The human race will never run out of energy or suffer from an energy shortage.

As Caoanda observed, we're surrounded by energy. In the past when human beings faced the possibility of exhausting or exceeding available energy supplies, thereby creating an "energy crisis," they discovered new energy resources and learned how to use them. Each time, we worked our way out of an energy crisis by developing new energy sources and technologies. If the trends are reliable--and there's no reason to suppose they're not--we'll also work our way out of the current energy crisis . . .

Forecasts about limits to growth are based on specific energy resources and have assumed no future technical developments. Technology defines resources. Waterwheels made water into an energy resource. Steam engines did so for coal. Internal combustion engines did the same for oil.

At the time forecasts about an energy crisis are made, inventors are already quietly developing the new technology that will develop new energy sources within twenty-five years and, within fifty years or less, will completely displace the older energy technology.

Current technologists completely miss when they forecast how we'll work our way out of an energy crisis. For various reasons, they discount or neglect to consider the role that new technology will play in less than twenty-five years.

Technologists prefer to improve familiar technology by a fraction of a percent than to gamble on a major improvement from unfamiliar technology. They manage to make marginal improvements in old technology just before it is made obsolete by new technology.
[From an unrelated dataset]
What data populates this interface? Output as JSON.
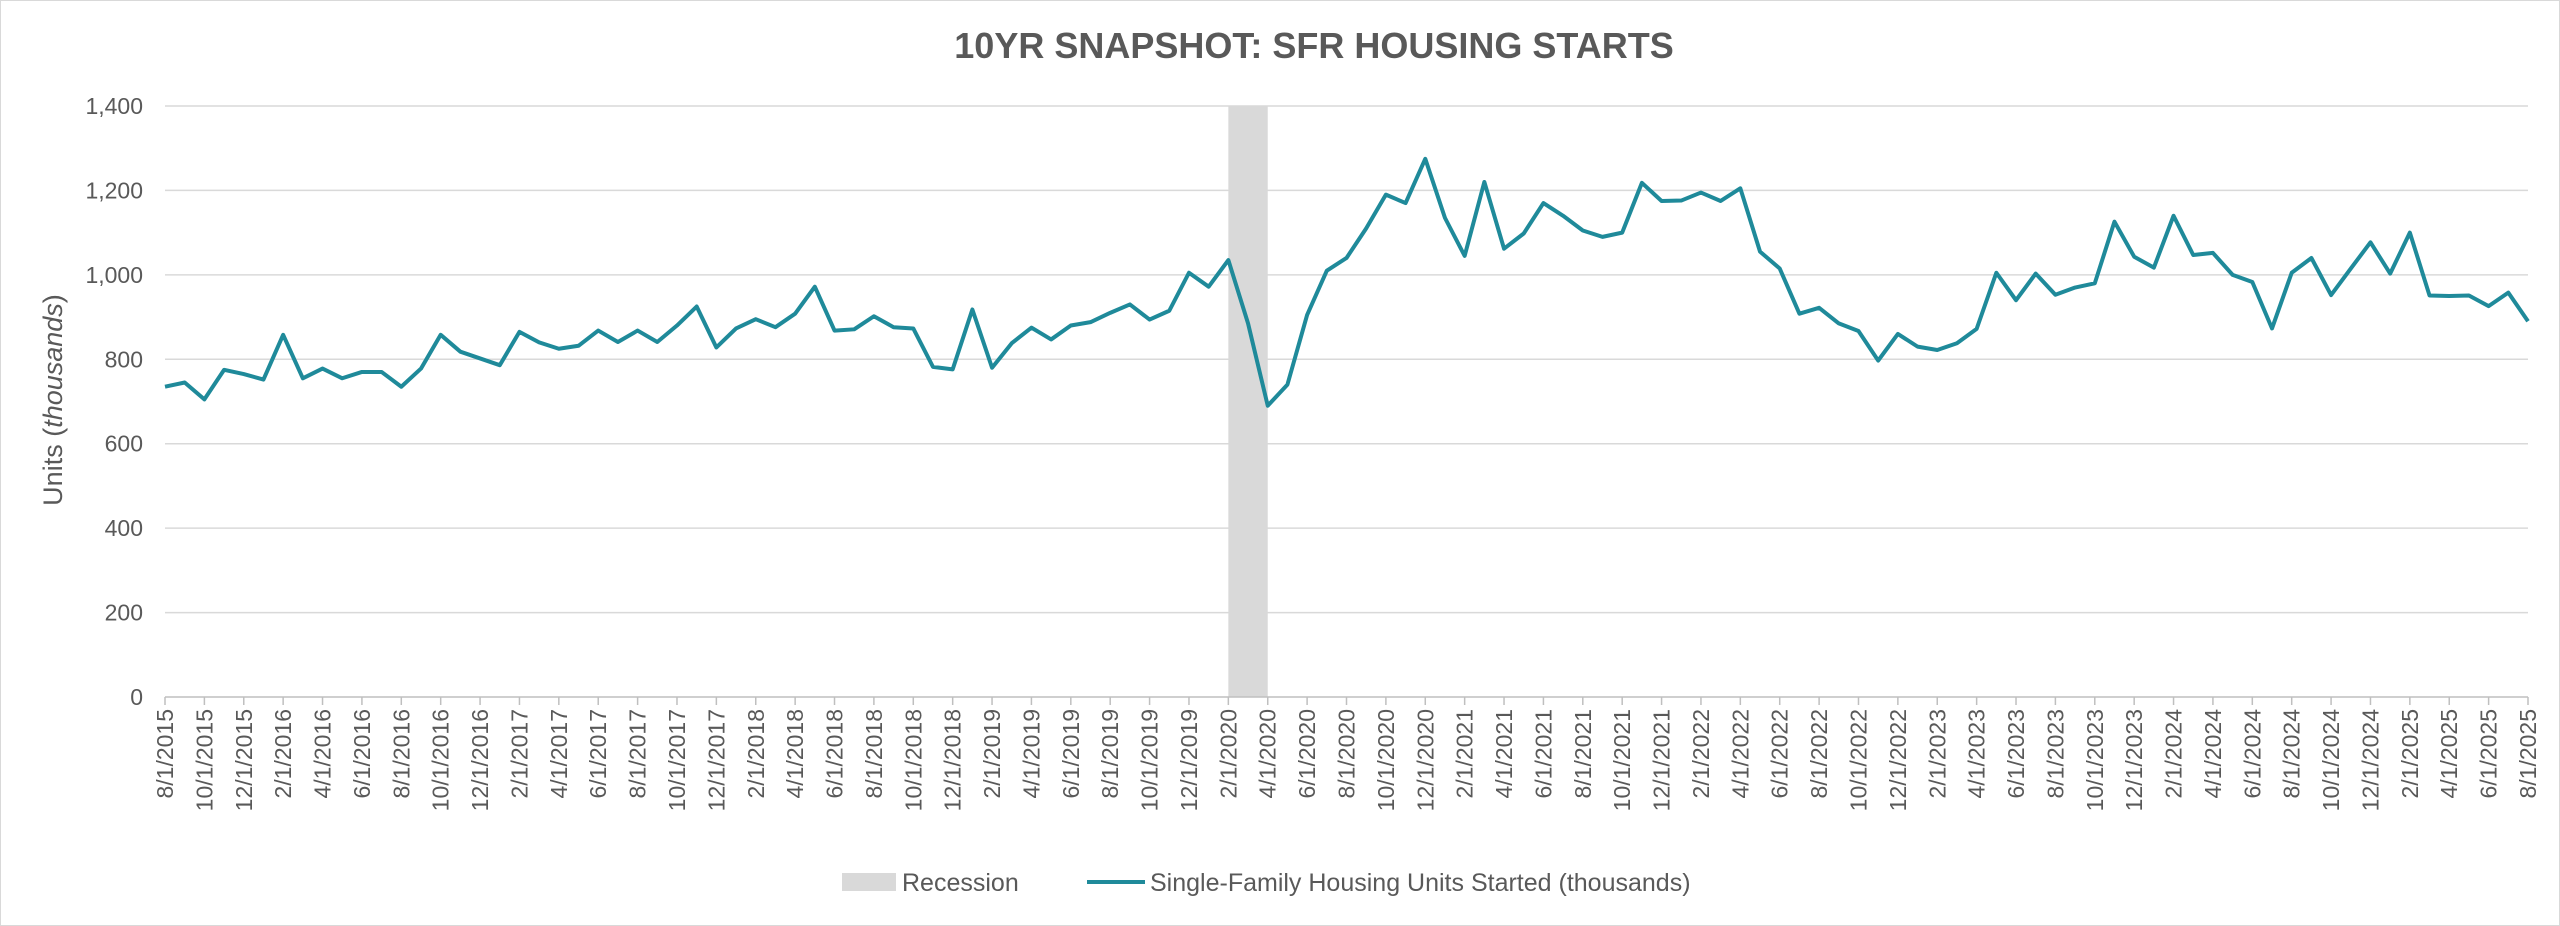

On the other hand, there is also a rich popular literature of apocalyptic visions of the future--visions of imminent disaster. These see no hope at all for humanity or for earth. If it does not perish in a nuclear holocaust, everyone on it will starve to death when all arable land has turned to desert or poisoned. Perhaps all will freeze when air pollution becomes dense enough to block the sun and lower the temperature, or die of heat when the "greenhouse effect" increases it instead. Alternatively, life could all dissolve in acid rain, perish from hard solar radiation when the ozone layer disappears, or even be destroyed by a superior race of aliens. Not a year goes by without a forecast of global economic collapse, nuclear conflict, or the provision by some would-be prophet supplying a date on which Jesus Christ will return and God is supposed to end the world, despite the Bible stating this cannot be done.

No conclusive evidence can be cited for any of these extreme scenarios. The kind of future expected may depend more on the predictor's personality than on the analysis of today's trends. The optimistic technologist says there is hope for the future; thoughtful philosophers worry that humanity has lost more than gained; and the doomsayers have given up all hope. In the midst of this uncertainty and contradiction, others have tried to find spiritual answers to difficult questions. Some have turned to mystical claims that meditation can bring on a new order; others to the Biblical answer that God the creator alone determines the fate of the universe. Some may see such a refocusing as another manifestation of the tension and balance between the high touch and the high tech. It may be regarded as part of a struggle for liberation of the human spirit from the perceived bonds of the machine age. It may be a holding position while people await more definitive data from the scientific community, in which their long-term faith resides.

The actual near future will likely fall somewhere between utopia and apocalypse. New and existing technologies need to be examined both for their potential to improve the human condition, and for their potential to cause harm. Part two of this book concentrates on the various technological revolutions and the direct effects they may have on society, and part three focuses on the roles of certain major institutions. It is worth noting, however, that if any modern day seers (including the author of this book) really knew what the future would bring, there would be far more money to be made in the stock market than in writing books.